During one meeting, for instance, she mentioned casually that any sexual relationship my son were to develop—EVER—would by definition be rape. Here was her logic: Because Andrew has autism, the only sort of woman who would consent to be touched by him would also be disabled. Perhaps someone with mental illness or Down syndrome. And since a female with a diagnosis cannot give legal consent, Andrew would be committing a crime. I swear, she made this pronouncement with a smug little smile. And I’m utterly serious when I say, if I am ever presented with the opportunity I will run over this dumb ox of a woman with my car.

Lucky for us, Andrew has much finer, better, broad-thinking people in his life now. There is his guardian, Clarence, a simply magnificent soul who is helping us prepare Andrew for college. There is a state social worker who, at least, does no harm. A psychologist who has taught my son social niceties that he uses diligently, the way other people speak a foreign language. And this group home, with all its baseball games and vacations and human mess.

Prior to moving here, Andrew lived in a place selected by the social worker I so ardently wish dead. It was a prettier house but it ran like a prison. The guys sat in front of the TV all day long and ate junk food while the staff smoked cigarettes—year-round—out on the front step. My son gained 50 pounds and developed a host of bizarre and anti-social habits in that home. Believe me, there were no vacations…

Which brings me back to Sunday. Angry as I was, I held myself in check when we went in to talk to the staff. The director’s face went white when he saw Andrew’s blisters; I’m sure he was envisioning a neglect investigation, possibly a lawsuit. He whisked my son off to urgent care where they prescribed an antibiotic ointment. He called an all-staff meeting to address this unspeakable error. He took the situation quite seriously, as he should.
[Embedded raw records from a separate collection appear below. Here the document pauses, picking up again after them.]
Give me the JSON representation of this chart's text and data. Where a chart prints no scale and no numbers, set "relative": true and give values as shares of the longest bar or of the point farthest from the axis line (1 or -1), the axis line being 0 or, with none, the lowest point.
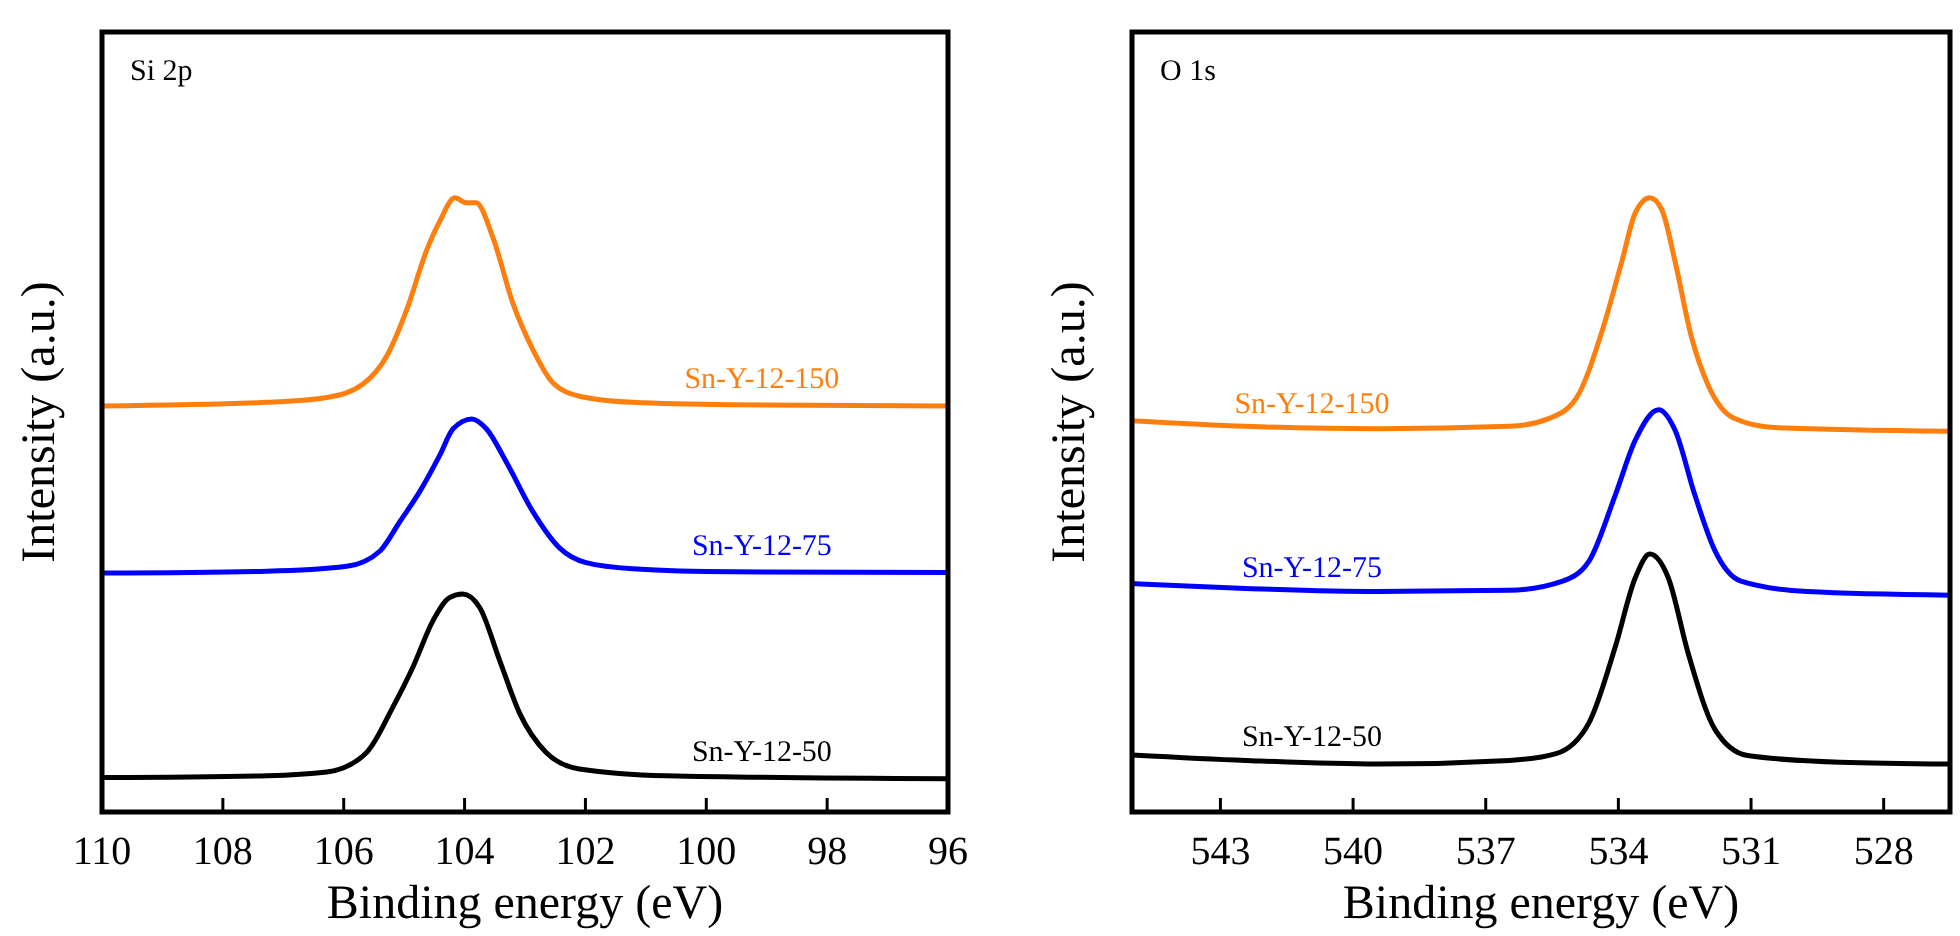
{
  "chart_data": [
    {
      "type": "line",
      "title": "Si 2p",
      "xlabel": "Binding energy (eV)",
      "ylabel": "Intensity (a.u.)",
      "relative": true,
      "xlim": [
        110,
        96
      ],
      "xticks": [
        110,
        108,
        106,
        104,
        102,
        100,
        98,
        96
      ],
      "tick_labels": "x",
      "line_style": "solid",
      "series": [
        {
          "name": "Sn-Y-12-150",
          "color": "#ff7f0e",
          "x": [
            110,
            107.27,
            106.28,
            105.68,
            105.29,
            104.96,
            104.63,
            104.41,
            104.16,
            103.97,
            103.81,
            103.53,
            103.2,
            102.87,
            102.54,
            102.1,
            101.22,
            99.57,
            96
          ],
          "values": [
            0.661,
            0.667,
            0.675,
            0.697,
            0.742,
            0.817,
            0.914,
            0.962,
            1,
            0.992,
            0.992,
            0.935,
            0.828,
            0.753,
            0.699,
            0.677,
            0.667,
            0.663,
            0.661
          ]
        },
        {
          "name": "Sn-Y-12-75",
          "color": "#0000ff",
          "x": [
            110,
            107.27,
            105.95,
            105.4,
            105.07,
            104.74,
            104.41,
            104.19,
            103.88,
            103.64,
            103.31,
            102.87,
            102.43,
            101.99,
            101.22,
            99.57,
            96
          ],
          "values": [
            0.389,
            0.392,
            0.4,
            0.425,
            0.473,
            0.522,
            0.581,
            0.624,
            0.64,
            0.624,
            0.57,
            0.489,
            0.43,
            0.406,
            0.396,
            0.391,
            0.39
          ]
        },
        {
          "name": "Sn-Y-12-50",
          "color": "#000000",
          "x": [
            110,
            107.27,
            106.28,
            105.62,
            105.18,
            104.85,
            104.52,
            104.25,
            104.03,
            103.75,
            103.42,
            103.09,
            102.65,
            102.1,
            100.67,
            96
          ],
          "values": [
            0.056,
            0.059,
            0.065,
            0.097,
            0.172,
            0.237,
            0.312,
            0.349,
            0.355,
            0.333,
            0.247,
            0.161,
            0.097,
            0.07,
            0.059,
            0.054
          ]
        }
      ]
    },
    {
      "type": "line",
      "title": "O 1s",
      "xlabel": "Binding energy (eV)",
      "ylabel": "Intensity (a.u.)",
      "relative": true,
      "xlim": [
        545,
        526.5
      ],
      "xticks": [
        543,
        540,
        537,
        534,
        531,
        528
      ],
      "tick_labels": "x",
      "line_style": "solid",
      "series": [
        {
          "name": "Sn-Y-12-150",
          "color": "#ff7f0e",
          "x": [
            545,
            542.43,
            539.44,
            536.46,
            535.56,
            534.96,
            534.36,
            533.92,
            533.62,
            533.29,
            533.02,
            532.72,
            532.35,
            531.97,
            531.38,
            530.48,
            526.5
          ],
          "values": [
            0.637,
            0.628,
            0.624,
            0.628,
            0.641,
            0.673,
            0.785,
            0.897,
            0.975,
            1,
            0.981,
            0.897,
            0.774,
            0.695,
            0.641,
            0.626,
            0.62
          ]
        },
        {
          "name": "Sn-Y-12-75",
          "color": "#0000ff",
          "x": [
            545,
            542.43,
            539.44,
            536.46,
            535.26,
            534.66,
            534.07,
            533.62,
            533.09,
            532.72,
            532.27,
            531.82,
            531.23,
            529.73,
            526.5
          ],
          "values": [
            0.372,
            0.364,
            0.359,
            0.361,
            0.376,
            0.409,
            0.516,
            0.605,
            0.655,
            0.622,
            0.516,
            0.426,
            0.376,
            0.359,
            0.353
          ]
        },
        {
          "name": "Sn-Y-12-50",
          "color": "#000000",
          "x": [
            545,
            542.43,
            539.44,
            536.46,
            535.41,
            534.66,
            534.07,
            533.62,
            533.29,
            532.87,
            532.42,
            531.82,
            531.08,
            528.99,
            526.5
          ],
          "values": [
            0.093,
            0.084,
            0.078,
            0.084,
            0.095,
            0.146,
            0.269,
            0.381,
            0.42,
            0.381,
            0.258,
            0.135,
            0.092,
            0.081,
            0.078
          ]
        }
      ]
    }
  ]
}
Abuses in group homes are legion. There was a 2011 series in the New York Times that exposed rampant neglect in the NY system—as well as financial improprieties that allowed sleazy, independent operators to get rich. Here in Minnesota, there was a case of outright evil at a cluster of group homes in Duluth. Several clients died and staff were caught screaming and bullying the disabled on tape.

But in Andrew’s case, I remind myself, there is no malice. There is, in fact, only a group home operator who believes that his clients deserve a vacation from their lives. He is willing to shoulder the risk of shepherding random autistic men through unfamiliar situations. Zoos and casinos. Baseball games. Chess tournaments, in the case of my son. There will be no lawsuit, no further trouble from me.

I’m not happy that my son was burned and I hope his staff will be more careful in the future. But my concern is far outweighed by my relief that he’s living among people who respect him enough to take chances. I’d rather Andrew be free to live than completely safe—locked up in a room with the drone of Judge Judy in the background. But with freedom comes risk. Real life is a gamble: travel and problems, uncertainty and sadness and love.

Real life is exactly what I want for my son.